Authorisation is not just about permissions and capital. Once authorised, your firm falls within the Senior Managers and Certification Regime (SM&CR). Most mortgage and insurance intermediaries are classified as Core firms, which means they apply the baseline set of Senior Management Functions, the Certification Regime for staff who could pose significant harm, and the Conduct Rules for individuals.
A firm only moves to the more demanding Enhanced tier if it crosses set thresholds, such as total intermediary regulated business revenue of £35 million or more per annum on a three-year rolling average (a £45 million threshold applies to certain firms based on how they report), or being a mortgage lender or administrator that is not a bank with 10,000 or more regulated mortgages outstanding. Smaller firms, and sole traders in particular, may fall into the reduced Limited Scope tier. Building a clear governance map, with named senior managers and statements of responsibility, is part of a credible authorisation application.
Getting authorised as a mortgage or insurance intermediary is a structured process rather than a mysterious one. The FCA wants to see that you understand exactly which regulated activities you will carry on, that you have applied for the matching permissions, and that you meet the MIPRU capital and professional indemnity insurance floors. Insurance distributors additionally need to evidence the IDD-derived conduct standards in ICOBS, while mortgage firms work to MCOB. Both are anchored to the same threshold conditions and the Consumer Duty.
The single biggest early decision is direct authorisation versus the appointed representative route, and the right answer depends on your scale, your appetite for running compliance in house, and how quickly you need to trade.
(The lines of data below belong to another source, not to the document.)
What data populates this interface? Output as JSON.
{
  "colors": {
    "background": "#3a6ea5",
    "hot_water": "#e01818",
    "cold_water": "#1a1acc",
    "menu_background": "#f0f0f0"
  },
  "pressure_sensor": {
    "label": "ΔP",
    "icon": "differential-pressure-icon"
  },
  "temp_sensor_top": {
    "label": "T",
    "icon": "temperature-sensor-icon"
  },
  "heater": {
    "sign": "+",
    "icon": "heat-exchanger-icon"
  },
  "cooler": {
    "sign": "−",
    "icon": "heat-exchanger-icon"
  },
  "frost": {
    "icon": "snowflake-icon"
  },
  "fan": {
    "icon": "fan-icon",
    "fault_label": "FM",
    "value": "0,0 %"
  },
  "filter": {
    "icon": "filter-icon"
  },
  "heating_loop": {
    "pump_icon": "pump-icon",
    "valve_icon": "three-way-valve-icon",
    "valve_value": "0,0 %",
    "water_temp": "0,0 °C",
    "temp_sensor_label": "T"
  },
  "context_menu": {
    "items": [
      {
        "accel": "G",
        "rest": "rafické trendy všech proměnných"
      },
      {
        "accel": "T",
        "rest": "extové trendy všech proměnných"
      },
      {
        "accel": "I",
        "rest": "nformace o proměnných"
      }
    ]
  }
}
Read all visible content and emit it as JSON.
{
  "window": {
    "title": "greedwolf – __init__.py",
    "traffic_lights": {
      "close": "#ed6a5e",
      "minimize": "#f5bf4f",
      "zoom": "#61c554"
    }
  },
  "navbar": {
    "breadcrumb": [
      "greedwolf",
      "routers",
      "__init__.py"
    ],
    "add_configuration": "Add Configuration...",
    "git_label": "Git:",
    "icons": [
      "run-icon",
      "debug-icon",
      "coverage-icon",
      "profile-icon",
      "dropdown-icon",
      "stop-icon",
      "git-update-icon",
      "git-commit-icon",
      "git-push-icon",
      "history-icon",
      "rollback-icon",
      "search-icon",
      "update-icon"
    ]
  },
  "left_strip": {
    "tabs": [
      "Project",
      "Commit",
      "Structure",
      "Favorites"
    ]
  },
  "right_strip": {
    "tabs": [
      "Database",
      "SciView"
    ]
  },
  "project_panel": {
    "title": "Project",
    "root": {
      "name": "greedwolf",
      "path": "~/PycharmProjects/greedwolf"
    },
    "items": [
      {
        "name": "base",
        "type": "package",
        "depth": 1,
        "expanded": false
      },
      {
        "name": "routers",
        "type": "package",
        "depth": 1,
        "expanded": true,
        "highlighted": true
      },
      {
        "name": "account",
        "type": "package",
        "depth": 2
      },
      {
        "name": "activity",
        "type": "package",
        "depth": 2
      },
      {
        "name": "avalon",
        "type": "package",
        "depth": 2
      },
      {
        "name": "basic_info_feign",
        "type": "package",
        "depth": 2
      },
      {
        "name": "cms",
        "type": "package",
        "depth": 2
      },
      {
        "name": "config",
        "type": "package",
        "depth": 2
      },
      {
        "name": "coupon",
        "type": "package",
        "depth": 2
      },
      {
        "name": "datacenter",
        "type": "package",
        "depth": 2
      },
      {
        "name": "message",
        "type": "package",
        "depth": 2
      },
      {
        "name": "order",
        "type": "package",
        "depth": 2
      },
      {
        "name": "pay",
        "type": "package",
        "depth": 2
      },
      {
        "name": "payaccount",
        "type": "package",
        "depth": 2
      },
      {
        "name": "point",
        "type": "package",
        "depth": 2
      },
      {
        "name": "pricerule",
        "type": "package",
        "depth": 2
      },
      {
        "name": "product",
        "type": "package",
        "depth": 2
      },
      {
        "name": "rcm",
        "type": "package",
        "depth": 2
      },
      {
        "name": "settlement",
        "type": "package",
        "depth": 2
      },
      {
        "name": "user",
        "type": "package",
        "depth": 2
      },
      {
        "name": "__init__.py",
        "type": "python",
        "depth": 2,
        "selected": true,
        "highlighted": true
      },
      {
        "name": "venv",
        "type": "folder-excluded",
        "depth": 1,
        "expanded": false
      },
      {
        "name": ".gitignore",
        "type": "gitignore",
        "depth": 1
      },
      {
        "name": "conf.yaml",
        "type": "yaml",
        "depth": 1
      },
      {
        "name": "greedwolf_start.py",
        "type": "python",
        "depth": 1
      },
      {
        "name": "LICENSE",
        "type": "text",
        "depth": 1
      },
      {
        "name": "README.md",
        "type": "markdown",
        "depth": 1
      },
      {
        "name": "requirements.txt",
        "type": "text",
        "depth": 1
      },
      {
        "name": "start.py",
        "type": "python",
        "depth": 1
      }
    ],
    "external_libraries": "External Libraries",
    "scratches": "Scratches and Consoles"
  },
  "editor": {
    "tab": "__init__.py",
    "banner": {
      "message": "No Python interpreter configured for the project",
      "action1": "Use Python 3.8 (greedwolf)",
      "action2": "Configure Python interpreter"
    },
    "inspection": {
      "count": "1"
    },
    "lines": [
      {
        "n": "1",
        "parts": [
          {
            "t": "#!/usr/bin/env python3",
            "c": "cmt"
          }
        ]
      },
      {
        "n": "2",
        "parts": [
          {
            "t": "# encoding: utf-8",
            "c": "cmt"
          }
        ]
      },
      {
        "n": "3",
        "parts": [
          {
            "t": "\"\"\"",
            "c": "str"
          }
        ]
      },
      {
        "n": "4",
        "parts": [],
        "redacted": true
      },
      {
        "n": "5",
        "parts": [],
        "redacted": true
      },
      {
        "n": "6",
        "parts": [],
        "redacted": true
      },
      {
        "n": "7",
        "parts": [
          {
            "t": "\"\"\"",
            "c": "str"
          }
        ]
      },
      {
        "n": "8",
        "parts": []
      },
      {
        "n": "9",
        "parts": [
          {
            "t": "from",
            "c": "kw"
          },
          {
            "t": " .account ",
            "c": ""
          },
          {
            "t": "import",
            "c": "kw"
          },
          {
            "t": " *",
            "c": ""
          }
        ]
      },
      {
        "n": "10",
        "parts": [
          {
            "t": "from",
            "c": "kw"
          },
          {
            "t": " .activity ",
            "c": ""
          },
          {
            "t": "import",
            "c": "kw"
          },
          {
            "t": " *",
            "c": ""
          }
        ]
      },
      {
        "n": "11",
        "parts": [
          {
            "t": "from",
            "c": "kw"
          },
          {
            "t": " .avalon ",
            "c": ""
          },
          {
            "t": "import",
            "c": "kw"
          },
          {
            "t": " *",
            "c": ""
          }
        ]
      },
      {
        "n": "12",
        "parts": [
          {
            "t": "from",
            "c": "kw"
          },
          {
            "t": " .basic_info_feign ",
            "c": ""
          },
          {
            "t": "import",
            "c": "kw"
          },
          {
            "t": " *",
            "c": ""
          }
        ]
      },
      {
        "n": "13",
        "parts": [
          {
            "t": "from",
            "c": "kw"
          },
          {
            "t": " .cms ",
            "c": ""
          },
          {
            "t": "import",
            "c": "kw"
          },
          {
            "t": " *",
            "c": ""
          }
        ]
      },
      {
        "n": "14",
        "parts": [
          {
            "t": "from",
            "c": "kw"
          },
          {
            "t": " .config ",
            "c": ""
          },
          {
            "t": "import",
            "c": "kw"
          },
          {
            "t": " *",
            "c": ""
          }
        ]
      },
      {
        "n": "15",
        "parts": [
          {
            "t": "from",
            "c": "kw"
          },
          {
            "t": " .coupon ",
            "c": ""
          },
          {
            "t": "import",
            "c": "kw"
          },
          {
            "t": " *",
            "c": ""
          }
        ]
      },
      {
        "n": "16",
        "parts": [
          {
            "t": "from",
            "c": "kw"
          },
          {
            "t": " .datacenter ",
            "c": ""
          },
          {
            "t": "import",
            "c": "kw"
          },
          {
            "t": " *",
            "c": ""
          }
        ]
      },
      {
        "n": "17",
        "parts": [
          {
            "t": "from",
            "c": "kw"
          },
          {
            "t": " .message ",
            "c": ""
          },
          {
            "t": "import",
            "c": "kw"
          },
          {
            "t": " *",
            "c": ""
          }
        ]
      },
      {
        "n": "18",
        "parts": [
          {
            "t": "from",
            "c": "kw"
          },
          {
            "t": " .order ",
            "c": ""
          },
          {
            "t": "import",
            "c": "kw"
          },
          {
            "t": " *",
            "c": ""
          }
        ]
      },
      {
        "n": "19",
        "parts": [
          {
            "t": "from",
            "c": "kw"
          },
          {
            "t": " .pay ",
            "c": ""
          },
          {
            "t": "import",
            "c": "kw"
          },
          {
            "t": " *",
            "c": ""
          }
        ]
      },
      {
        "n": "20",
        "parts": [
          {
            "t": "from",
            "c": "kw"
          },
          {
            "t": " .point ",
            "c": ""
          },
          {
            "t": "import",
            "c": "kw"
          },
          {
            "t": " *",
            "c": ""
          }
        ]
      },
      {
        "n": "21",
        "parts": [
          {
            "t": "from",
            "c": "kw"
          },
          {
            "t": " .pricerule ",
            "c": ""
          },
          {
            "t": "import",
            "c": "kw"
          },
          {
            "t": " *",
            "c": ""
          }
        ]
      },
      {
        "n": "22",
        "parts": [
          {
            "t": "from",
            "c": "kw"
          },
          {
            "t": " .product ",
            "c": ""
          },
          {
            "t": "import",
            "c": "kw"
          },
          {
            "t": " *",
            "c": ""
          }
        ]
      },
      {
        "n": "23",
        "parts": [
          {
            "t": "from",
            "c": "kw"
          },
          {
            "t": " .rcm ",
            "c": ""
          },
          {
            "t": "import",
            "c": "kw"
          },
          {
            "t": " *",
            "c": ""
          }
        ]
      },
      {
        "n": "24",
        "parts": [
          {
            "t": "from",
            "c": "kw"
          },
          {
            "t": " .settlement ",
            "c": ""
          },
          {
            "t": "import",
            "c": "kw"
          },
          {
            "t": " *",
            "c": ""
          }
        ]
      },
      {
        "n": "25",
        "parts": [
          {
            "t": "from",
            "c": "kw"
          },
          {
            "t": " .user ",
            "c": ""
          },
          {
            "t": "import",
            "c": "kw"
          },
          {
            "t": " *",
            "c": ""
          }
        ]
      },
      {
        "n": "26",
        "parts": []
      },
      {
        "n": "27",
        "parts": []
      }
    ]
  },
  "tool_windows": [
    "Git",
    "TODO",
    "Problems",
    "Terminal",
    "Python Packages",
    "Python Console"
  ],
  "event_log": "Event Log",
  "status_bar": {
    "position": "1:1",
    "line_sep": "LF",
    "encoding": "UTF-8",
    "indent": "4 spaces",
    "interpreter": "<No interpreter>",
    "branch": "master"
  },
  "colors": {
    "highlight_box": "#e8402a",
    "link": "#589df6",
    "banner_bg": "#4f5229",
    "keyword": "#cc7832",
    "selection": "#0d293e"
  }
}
Whichever path you take, preparing a realistic business plan, robust financials and a clear governance structure is what turns an application into an approval. If you would like a structured plan for your permissions, capital and SM&CR setup, our FCA authorisation service is built for exactly this.
Yes. Arranging or advising on regulated mortgage contracts are regulated activities. You must either hold your own FCA authorisation with home finance mediation permissions, or become an appointed representative of a firm that already holds them.
Under MIPRU 4.2.11R, a firm carrying on insurance distribution or home finance mediation and not holding client money needs the higher of £5,000 or 2.5% of annual income. If it holds client money, the requirement is the higher of £10,000 or 5% of annual income.
MIPRU 3.2.7R sets a single-claim minimum of EUR 1,300,380 and an aggregate minimum of the higher of EUR 1,924,560 or 10% of annual income, capped at £30 million. These figures were uprated from EUR 1,250,000 and EUR 1,850,000 in 2021.
An appointed representative is exempt from holding its own authorisation under section 39 of FSMA and operates under a principal firm that accepts responsibility for its regulated activities. A directly authorised firm holds its own FCA permissions and carries the full compliance burden itself.
ICOBS applies, implementing the retained Insurance Distribution Directive. ICOBS 4.1 requires status disclosure, including whether the firm gives a personal recommendation and whether it acts for the customer or the insurer, along with demands-and-needs assessments and product information.
Yes. Most fall into the Core tier and apply the baseline Senior Management Functions, Certification Regime and Conduct Rules. A firm only becomes Enhanced if it crosses set thresholds, such as £35 million of intermediary regulated business revenue on a three-year rolling average.